Sharp rise in mortgage fraud

| August 10, 2010 | 0 Comments

UK mortgage fraud rose sharply in the first half of 2010, according to KPMG.

The accountancy firm’s “fraud barometer” registered 21 cases in the six months to the end of June, compared with 18 in the same period of 2009.

More alarmingly, the value of the fraud rose to £96 million, up from £24 million a year earlier.

The trend is expected to continue as a fuller picture of the part played by mortgage fraud in the credit crisis emerges.

KPMG forensic partner, Hitesh Patel, says: “This is a legacy issue for the banks from the pre-recession boom years when house prices inflated, providing the opportunity for fraud.”

He adds: “Banks will be hoping that they have uncovered most of their fraudulent loans.
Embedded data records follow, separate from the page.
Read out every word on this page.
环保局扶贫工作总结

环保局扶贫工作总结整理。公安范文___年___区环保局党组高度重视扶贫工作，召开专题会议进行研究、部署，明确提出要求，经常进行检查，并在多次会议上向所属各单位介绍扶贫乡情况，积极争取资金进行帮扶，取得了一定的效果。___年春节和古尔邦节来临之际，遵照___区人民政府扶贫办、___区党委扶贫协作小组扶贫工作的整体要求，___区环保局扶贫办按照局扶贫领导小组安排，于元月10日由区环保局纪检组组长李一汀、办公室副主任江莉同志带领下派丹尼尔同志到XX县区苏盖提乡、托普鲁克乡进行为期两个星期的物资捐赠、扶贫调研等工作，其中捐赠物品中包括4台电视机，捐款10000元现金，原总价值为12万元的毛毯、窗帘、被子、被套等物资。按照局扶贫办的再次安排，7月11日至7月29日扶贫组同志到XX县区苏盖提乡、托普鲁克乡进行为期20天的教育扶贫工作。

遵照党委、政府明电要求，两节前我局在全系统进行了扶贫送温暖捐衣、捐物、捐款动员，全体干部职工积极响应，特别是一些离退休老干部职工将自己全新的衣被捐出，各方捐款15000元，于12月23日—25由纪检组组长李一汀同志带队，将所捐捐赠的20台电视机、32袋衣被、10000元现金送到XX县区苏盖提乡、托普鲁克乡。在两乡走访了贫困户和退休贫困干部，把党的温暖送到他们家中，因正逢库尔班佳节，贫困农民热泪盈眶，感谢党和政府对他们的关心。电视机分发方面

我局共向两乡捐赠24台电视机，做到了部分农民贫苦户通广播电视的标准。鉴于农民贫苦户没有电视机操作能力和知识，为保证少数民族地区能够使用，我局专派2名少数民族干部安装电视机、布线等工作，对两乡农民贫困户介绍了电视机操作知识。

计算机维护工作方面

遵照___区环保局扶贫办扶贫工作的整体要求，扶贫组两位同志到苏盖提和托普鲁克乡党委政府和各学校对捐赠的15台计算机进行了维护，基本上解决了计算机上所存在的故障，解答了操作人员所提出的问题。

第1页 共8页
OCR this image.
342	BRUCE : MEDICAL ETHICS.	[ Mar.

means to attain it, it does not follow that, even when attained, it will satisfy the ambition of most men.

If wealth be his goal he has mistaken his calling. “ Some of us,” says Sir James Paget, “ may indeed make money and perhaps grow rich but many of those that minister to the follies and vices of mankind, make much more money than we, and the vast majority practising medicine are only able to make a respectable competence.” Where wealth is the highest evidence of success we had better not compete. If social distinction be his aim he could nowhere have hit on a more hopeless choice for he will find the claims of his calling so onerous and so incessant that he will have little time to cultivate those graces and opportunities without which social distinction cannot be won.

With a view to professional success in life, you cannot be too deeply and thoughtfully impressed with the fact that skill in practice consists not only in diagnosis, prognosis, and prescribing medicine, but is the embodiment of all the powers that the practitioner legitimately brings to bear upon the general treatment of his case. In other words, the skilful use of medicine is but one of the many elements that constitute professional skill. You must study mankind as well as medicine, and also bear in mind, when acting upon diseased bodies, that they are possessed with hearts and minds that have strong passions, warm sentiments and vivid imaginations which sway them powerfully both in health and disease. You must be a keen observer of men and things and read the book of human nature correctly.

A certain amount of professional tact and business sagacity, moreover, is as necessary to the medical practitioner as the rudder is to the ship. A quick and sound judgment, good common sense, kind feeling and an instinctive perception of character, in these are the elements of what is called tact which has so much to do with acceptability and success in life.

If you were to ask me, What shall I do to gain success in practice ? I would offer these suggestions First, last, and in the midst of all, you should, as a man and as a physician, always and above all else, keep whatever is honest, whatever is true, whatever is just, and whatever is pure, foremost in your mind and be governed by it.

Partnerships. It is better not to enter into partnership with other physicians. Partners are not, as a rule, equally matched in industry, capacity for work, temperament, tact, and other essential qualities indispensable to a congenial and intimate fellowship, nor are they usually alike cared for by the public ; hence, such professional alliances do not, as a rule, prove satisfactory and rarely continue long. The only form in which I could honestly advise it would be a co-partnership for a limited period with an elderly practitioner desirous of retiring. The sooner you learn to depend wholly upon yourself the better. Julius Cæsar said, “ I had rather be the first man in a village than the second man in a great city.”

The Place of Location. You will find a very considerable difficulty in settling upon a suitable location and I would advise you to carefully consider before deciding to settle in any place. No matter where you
But the trend remains upwards and it could be some time before we see the peak.”

Last month the Financial Services Authority set out new measures aimed at ensuring all mortgage lenders get back to the basics of responsible lending.

The regulator also revealed that between 2007 and the first quarter of 2010 almost half of new mortgages were provided without verification of income, indicating that the lessons of the credit crisis have yet to be fully acknowledged.

Earlier this year, the National Fraud Authority estimated the annual value of UK mortgage fraud at £1 billion and warned that the figure could increase.